Никогда, например, не соглашусь со смыслом пословицы народа джерма в Нигере — осел, дескать, выпил воды из колодца и выругался: «А теперь пусть колодец провалится сквозь землю!» Так поступают лишь люди. Тем более что, кроме описанного случая с Валаамовой ослицей, по-человечески ослы никогда не говорили. (Хотя одного из них и брался в свое время научить говорить — за десять лет — сам Ходжа Насреддин.) Возводить напраслину на безответное существо легко, ибо «на смирного осла двое садятся». Интересно, что так говорят и армяне и азербайджанцы. Порой хочется швырнуть в лицо хулителям ослов слова М. Горького: «Ложь — религия рабов и хозяев». Ощущение собственной неполноценности и несвободы толкает род человеческий к клевете на животных, в особенности на ослов, то есть к поискам «козла отпущения».
У людей бытует мнение, что осел годится только для каторжного труда. Он и в самом деле от зари до заката солнца вкалывает как каторжник. «Осел от работы не устает», — гласит амхарская пословица. Литературно это переводится на русский как: «Работа дураков любит». В праве на отдых ему по неясным причинам, по крайней мере в фольклоре, обычно отказывают. «Осла пригласили на свадьбу: надо было возить воду и дрова», — угрюмо шутят сомалийцы.

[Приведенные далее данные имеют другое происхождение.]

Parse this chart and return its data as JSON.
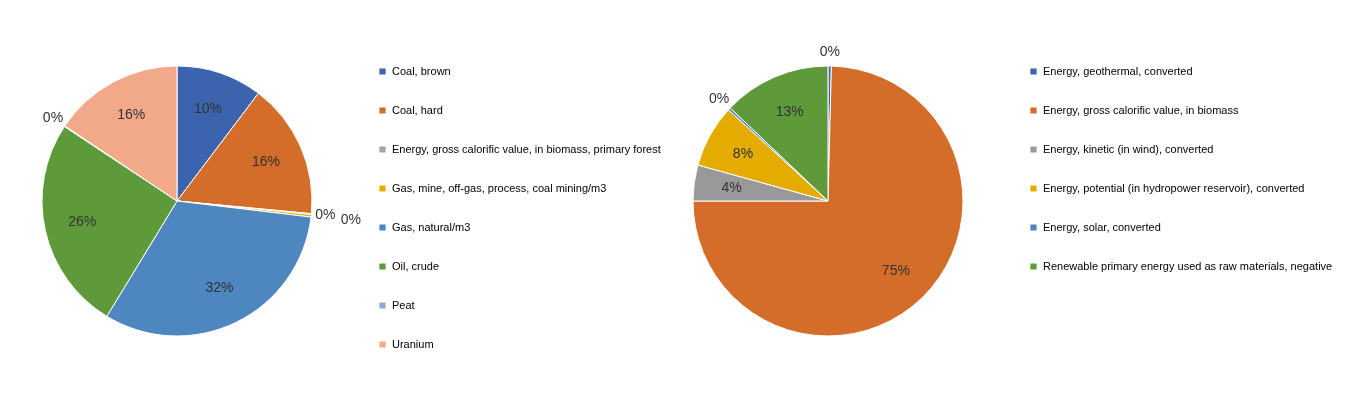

Ругатели осла, однако, постоянно упускают из виду одну важную деталь: все плохое в нем происходит от деятельности самих людей. «Домашний осел так опустился вследствие постоянно дурного обращения с ним, что почти не похож на своих прародителей, — писал зоолог Окен. — Он не только отличается от них меньшим ростом, но и цветом шерсти, которая у него более бледного, серо-желтого цвета; уши его также длиннее и дряблее, чем у дикого осла. Бдительность перешла у него в упрямство, проворство — в медлительность, живость — в леность, ум — в тупость, любовь к свободе — в терпение, мужество — в равнодушие к людям». Подчас даже кажется, что разобиженный на самого себя человек умышленно сорвал злость на осле — постарался воспитать его в определенном духе и весьма преуспел в этом. Наверное, в грядущем, при развитом или при диком капитализме, ослов будут чернить и винить еще больше: человек постепенно черствеет, становится все более расчетливым, эгоистичным, безнравственным, а винить в том самого себя ему ой как не хочется. Вот и стал для него осел палочкой-выручалочкой.
Когда эфиопы желают подчеркнуть неизменность чьих-то дурных черт характера или намекнуть на чье-то сходство с несчастным животным, они говорят: «Осел и под золотым седлом — осел». «Осел, если и до Мекки дойдет, будет все тем же ослом», — вторят им афганцы. «Сорок раз побывал осел в Иерусалиме, да остался все тем же ослом», — поддакивают армяне. «Осла как ни наряжай, все равно ослом останется», — согласно кивают ассирийцы. «Осел остается ослом, хоть вези он казну султана», — пожимают плечами ливийцы.
Обратите внимание на единодушие! Десятки подобных изречений есть у китайцев, курдов, персов, зулусов, индонезийцев и других народов. Вдохновлены эти пословицы отнюдь не выходками ослов, а глупостью самих людей, причем чаще всего — руководителей, которые волей дурной судьбы возносятся на самый верх и, расслабившись там, на Олимпе, выказывают свое подлинное лицо. Людям стыдно за поступки представителей рода человеческого, но свое смущение они прикрывают упреками в адрес ослов.
Однажды, при встрече с камерунским философом Жаном Батистом Обамой в Яунде, я завел разговор о пристрастном отношении людей к ослу.
— Человек болен тенденциозностью, — обронил Обама. — Если бы он умел смотреть на себя более самокритично, то избежал бы многих ошибок. Подчас его неприязнь исходит не от силы, а от слабости. Осел раздражает нас тем, что в нем мы узнаем самих себя. Заметь, осел проник в романы, поэмы, философские трактаты, сотни пословиц и поговорок. Благодаря ему человек открывал самого себя. Лицезрея его в свободную минуту, он видел в застенчивом четвероногом собрата по роду и себя лично. Осел испокон веков служил для человека своего рода зеркалом, исходным эталоном для самооценки.